ChunkHound’s goal is simple: local-first codebase intelligence that helps you pull deep, core-dev-level insights on demand, generate always-up-to-date docs, and scale from small repos to enterprise monorepos — while staying free + open source and provider-agnostic (VoyageAI / OpenAI / Qwen3, Anthropic / OpenAI / Gemini / Grok, and more).

I’d love your feedback — and if you have, thank you for being part of the journey!

goda90 · a month ago
A few years ago I set out to refactor some of my team's code that I wasn't particularly familiar with, but we wanted to modularize and re-use in more places. The primary file alone was 18k+ lines of Typescript that was a terrible mess of spaghetti. Most of it had been written in JavaScript but later converted haphazardly. I ended up writing myself a little app that used the Typescript compiler APIs to help me just explore all the many branches of the code and annotate how I would refactor different parts. It helped a bit, but I never got time to add some of the more intelligent features I wanted like finding every execution path between two points.
henryhale · a month ago
give depgraph a try - https://github.com/henryhale/depgraph - i'd like to learn about how i could improve it.
flowerbreeze · a month ago
I gave it a try on my current codebase out of curiosity. Definitely useful. It worked well and fast, but it has a lot of duplicates that get rendered as exports in the NodeJS modules based codebase. I think it can sometimes be caused by me just being haphazard about re-exporting them, but other times I'm not sure.

Eg authenticatedMenu() appears 4 times in authenticatedMenu.js, only one of them is imported by 2 different files and 3 are just there alone. There's a single export in the file and a number of other files import it through an index.js that re-exports several files other files too.

In my case I think it'd help, if I could disable the duplicates as they don't really provide any useful information when exploring the codebase.

Also, if there was optionally a way to ignore the files that re-export functions/classes and collapse those paths, it'd make the graph a lot smaller and more easy to understand.

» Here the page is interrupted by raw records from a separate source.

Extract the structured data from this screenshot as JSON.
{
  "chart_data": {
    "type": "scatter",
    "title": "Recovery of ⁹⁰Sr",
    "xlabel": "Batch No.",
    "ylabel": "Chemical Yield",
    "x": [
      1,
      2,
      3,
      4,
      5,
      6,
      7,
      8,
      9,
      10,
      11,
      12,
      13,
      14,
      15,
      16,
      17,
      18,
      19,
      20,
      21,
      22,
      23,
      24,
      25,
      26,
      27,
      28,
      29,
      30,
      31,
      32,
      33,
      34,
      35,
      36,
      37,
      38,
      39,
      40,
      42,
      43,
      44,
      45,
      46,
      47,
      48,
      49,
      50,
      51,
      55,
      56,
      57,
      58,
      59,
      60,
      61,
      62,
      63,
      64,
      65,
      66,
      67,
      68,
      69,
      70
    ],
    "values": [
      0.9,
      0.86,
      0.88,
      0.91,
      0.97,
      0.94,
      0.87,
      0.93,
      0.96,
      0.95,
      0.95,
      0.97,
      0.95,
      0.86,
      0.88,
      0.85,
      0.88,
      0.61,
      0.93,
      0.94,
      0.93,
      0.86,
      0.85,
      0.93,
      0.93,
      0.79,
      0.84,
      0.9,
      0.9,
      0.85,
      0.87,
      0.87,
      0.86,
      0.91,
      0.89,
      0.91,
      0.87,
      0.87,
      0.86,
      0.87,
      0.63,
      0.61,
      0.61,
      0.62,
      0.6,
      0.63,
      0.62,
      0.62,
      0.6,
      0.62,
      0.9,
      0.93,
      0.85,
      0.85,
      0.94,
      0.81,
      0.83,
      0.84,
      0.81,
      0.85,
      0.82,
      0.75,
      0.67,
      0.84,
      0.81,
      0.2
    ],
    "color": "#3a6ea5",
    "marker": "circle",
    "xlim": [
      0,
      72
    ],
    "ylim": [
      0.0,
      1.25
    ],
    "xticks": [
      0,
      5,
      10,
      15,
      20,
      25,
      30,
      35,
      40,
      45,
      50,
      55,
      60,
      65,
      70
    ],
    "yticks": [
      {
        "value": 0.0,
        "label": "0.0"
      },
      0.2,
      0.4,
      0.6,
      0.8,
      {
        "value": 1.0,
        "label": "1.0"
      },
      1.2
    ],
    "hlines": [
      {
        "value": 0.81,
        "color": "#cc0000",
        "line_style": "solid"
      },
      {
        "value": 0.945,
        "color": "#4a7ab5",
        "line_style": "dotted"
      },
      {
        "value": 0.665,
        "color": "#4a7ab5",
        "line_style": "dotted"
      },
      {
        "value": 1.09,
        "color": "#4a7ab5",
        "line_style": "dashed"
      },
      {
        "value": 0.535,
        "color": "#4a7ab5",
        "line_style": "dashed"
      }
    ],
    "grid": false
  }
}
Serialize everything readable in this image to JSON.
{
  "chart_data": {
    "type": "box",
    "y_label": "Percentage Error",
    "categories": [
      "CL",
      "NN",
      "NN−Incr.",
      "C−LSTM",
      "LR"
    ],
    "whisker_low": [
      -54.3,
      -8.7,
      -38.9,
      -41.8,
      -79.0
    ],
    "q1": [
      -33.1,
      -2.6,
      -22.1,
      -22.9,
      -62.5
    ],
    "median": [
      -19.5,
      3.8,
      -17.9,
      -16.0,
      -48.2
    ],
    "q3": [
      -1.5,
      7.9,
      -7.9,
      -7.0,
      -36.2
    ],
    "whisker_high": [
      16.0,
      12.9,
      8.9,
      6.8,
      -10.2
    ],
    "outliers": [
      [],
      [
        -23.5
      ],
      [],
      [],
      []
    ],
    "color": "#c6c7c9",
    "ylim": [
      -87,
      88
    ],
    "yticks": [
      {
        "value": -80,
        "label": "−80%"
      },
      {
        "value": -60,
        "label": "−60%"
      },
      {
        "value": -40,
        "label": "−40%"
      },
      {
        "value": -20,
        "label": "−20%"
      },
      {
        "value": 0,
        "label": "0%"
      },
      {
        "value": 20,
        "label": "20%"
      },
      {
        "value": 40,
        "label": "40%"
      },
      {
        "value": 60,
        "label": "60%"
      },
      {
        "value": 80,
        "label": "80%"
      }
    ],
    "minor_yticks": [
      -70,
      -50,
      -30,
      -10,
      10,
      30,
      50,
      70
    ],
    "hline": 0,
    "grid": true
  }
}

Maybe it's already something that depgraph does, but the duplicates confuse things, so I'm not sure.

dcreater · a month ago
you say "local-first" but have placed voyage API for embeddings as the default (had to go to the website and dig to find that you can infact use local embedding models). Please fix
ofriw · a month ago
Thank you, yes the docs are overdue for a refresh. It's in the works
wiml · a month ago
Presumably it could update its own docs
esafak · a month ago
It would be convenient if it could load local SLMs itself, otherwise I'll have to manually start the LLM server before I can use it, and it's not something I leave running all the time.
henryhale · a month ago
I have been working on depgraph (https://github.com/henryhale/depgraph) for a while now. It is truly local with several output options(json, mermaid, jsoncanvas). Mutliple languages are supported (js, go, c) - expanding the list slowly but sure.
romperstomper · a month ago
I don't understand how/why all of this is local-first if all these providers are supported and used - could you elaborate what is sent to them?
ofriw · a month ago
The DB is stored locally, and any embedding, reranker and LLM will work. It's up to you if you self host these or bring them externally from one SaaS or the other
Neywiny · a month ago
Might give this a try to experiment if it's really free to use (I'll have to read up on that I guess). The qemu codebase is huge and every contributer seems to solve problems in slightly different ways. Would be nice if this tool could help distill it.
ofriw · a month ago
Completely free, MIT licensed. You can fully self host it if you have the hardware to run Qwen3-embedding and reranker models
dogman123 · a month ago
Is there a way to have the model inside of codex to make use of chunkhound instead of its “built in” search/explore functionality with rg? Whenever I spin up a new agent using xhigh thinking it spins its wheels for a while to get up to speed — wondering if chunkhound can make this process faster.
esafak · a month ago
That's what the MCP is for, if you can get the LLM to use it. Sometimes they just like to do it their own way :)
strainer_spoon · 15 days ago
The ChunkHound docs are a bit confusing for making it available as an MCP server for Codex. How exactly do you do it? I got up to the indexing step and now need to let Codex be able to use it.
conception · a month ago
I have chunckhound is a few projects and it’s noted in both the agent md file as well as mcp and claude never uses it. Ever. Never once.

Is there a prompt special sauce y’all use to get it to use it?

ofriw · a month ago
Just add to your prompt something like "use code research", but yes there's a PR in the works that fixes that and optimizes the MCP tools interface - https://github.com/chunkhound/chunkhound/pull/150
potamic · 24 days ago
I followed the docs for ollama configuration, but it says unknown LLM provider when I try running the research command.